To avoid being entirely shut out of the bond markets and collapsing, the euro zone needs to take "extraordinary" measures to race towards increased fiscal cooperation over just the next two months, at least according to Credit Suisse.
We seem to have entered the last days of the euro as we currently know it," Credit Suisse analysts wrote in a note Monday.
The investment bank doesn't believe a breakup of the currency union is necessarily in the cards, but did warn the yield on 10-year Italian and Spanish bonds could surge above 9% for a "short period" and French bond yields could surpass 5%.
The current European debt mess began in Greece and is now engulfing Italy, which has the third-largest bond market in the world.
“We seem to have entered the last days of the euro as we currently know it."
Drastic steps are needed "to prevent the progressive closure of all the euro zone sovereign bond markets, potentially accompanied by escalating runs on even the strongest banks," Credit Suisse wrote.
The crisis underscores the structural problems of the euro zone, which shares monetary policy but 17 different fiscal policies. That means the European Central Bank sets interest rates for economies of very different needs and strengths, leaving individual legislatures to rack up varying degrees of debt.
Instead of the current "muddle-through" approach by policymakers, Credit Suisse said France and Germany will likely be forced by the markets to "strike a momentous deal on fiscal union much sooner than currently seems possible, or than either would like." If that happens, the ECB then may be willing to provide bridge financing to avoid a systemic collapse, the analysts said.

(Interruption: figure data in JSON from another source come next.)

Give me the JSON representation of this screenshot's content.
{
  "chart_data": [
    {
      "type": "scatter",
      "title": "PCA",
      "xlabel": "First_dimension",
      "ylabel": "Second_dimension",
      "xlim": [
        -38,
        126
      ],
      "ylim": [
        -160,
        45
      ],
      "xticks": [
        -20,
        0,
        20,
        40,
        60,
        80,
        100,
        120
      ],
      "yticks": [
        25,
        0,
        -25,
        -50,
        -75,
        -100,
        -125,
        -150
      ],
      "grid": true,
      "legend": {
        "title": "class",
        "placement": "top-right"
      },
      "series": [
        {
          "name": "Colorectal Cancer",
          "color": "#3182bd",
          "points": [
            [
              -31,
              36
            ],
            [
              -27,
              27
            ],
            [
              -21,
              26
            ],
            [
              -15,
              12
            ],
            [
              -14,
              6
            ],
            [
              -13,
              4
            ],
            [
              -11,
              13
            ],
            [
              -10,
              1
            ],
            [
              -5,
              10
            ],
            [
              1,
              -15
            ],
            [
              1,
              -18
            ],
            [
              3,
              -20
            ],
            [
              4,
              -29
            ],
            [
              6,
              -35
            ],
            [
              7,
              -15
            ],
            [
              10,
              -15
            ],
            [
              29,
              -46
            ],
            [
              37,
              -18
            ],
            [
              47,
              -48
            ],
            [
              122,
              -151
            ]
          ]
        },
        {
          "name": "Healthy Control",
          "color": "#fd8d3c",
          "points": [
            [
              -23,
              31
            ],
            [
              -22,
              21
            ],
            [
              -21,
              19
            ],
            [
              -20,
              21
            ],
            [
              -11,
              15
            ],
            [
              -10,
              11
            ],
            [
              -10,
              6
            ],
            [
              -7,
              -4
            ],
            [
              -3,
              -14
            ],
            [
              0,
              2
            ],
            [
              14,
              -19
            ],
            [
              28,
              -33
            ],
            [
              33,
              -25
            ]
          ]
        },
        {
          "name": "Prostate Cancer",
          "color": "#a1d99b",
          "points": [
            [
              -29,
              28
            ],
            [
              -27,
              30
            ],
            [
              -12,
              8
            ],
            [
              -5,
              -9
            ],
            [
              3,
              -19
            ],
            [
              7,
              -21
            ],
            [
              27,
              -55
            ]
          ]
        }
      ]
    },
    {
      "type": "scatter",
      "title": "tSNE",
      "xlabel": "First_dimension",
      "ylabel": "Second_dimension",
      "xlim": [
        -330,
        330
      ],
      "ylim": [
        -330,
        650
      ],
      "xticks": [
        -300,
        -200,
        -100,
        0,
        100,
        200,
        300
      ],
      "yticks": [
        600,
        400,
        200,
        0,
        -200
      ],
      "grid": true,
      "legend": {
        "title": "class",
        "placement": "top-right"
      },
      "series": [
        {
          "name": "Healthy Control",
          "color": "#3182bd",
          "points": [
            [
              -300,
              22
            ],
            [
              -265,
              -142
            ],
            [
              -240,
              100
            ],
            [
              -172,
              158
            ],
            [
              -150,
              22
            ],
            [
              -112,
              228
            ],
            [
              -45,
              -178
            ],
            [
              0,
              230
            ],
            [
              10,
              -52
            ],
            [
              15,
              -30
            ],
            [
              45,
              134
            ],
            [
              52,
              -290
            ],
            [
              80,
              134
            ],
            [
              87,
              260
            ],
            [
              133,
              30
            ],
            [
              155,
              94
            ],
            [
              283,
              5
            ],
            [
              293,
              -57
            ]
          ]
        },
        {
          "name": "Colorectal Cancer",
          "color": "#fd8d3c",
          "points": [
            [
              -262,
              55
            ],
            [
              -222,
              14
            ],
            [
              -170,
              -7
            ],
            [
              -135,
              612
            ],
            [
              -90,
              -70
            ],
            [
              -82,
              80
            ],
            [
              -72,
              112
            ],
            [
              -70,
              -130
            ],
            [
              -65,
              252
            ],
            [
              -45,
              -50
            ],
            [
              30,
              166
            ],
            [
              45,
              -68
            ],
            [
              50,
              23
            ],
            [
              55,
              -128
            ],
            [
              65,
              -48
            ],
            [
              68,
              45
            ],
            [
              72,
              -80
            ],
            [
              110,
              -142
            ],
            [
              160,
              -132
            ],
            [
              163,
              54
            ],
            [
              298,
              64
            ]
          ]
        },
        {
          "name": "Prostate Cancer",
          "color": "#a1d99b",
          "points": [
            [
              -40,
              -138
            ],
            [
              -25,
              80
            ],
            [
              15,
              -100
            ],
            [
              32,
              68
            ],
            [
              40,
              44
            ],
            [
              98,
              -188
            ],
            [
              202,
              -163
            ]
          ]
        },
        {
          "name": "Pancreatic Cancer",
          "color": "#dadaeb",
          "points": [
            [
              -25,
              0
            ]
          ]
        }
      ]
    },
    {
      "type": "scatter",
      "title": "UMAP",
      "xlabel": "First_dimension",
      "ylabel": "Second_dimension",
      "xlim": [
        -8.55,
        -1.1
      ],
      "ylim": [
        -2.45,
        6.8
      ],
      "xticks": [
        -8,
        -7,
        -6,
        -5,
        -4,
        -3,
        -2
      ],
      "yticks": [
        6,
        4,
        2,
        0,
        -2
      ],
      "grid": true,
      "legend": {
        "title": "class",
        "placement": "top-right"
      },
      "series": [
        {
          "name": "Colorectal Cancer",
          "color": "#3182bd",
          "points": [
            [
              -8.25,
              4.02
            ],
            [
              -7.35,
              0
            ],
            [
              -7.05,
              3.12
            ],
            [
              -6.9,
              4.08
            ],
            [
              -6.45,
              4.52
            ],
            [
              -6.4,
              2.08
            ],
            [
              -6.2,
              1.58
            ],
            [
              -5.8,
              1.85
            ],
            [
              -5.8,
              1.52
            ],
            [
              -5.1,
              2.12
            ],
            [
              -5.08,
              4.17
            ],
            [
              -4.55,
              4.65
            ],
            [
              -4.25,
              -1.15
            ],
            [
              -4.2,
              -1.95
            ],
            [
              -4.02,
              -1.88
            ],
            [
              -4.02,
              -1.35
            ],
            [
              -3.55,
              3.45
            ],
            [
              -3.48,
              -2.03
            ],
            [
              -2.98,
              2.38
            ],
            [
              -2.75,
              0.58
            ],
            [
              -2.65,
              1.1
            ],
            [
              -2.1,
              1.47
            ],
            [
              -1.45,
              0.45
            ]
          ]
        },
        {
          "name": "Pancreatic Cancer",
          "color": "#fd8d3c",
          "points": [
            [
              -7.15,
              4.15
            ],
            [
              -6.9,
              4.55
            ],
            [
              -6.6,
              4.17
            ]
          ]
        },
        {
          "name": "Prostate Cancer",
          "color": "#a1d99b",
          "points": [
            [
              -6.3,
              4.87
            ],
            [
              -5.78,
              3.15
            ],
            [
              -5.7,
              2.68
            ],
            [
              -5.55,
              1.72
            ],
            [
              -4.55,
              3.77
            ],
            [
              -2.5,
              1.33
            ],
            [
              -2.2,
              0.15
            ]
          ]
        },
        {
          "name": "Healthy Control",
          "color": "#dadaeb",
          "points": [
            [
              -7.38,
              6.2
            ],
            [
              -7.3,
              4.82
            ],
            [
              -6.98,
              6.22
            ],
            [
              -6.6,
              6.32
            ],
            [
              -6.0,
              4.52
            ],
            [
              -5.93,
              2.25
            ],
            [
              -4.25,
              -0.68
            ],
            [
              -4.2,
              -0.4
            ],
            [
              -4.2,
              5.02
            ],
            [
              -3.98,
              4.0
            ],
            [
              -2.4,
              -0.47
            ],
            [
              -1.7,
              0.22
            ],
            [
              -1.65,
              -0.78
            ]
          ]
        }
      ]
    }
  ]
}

Specifically, the analysts pointed to mid-January as a possible timeframe for a deal following a debate this week on the merits of euro bonds, an important summit in December and a key December 11 speech by French President Nicolas Sarkozy. Economists have said euro bonds, which would involve nations pooling together their credit strength to issue bonds, may be a credible solution to the crisis.
Credit Suisse warned the debate is likely to include "high-stakes brinkmanship and market turmoil," likening it to the violent market reactions to the U.S. debt-ceiling debate this summer and the TARP bailout in 2008.
The euro deliberations are also likely to trigger selloffs in global equity markets and world wealth that would resemble "a more muted version" of the turmoil seen in the first quarter of 2009 during the depths of the Great Recession.
It's clear global financial markets are already feeling the pain from the European crisis, underscored by a 300-point plunge on the Dow Jones Industrial Average Monday.
"The fate of the euro is about to be decided," Credit Suisse analysts wrote. "And the pressure for the necessary political breakthroughs will likely come from investors seeking to protect themselves from the utterly catastrophic consequences of a break-up -- a scenario that their own fears should ultimately help to prevent!"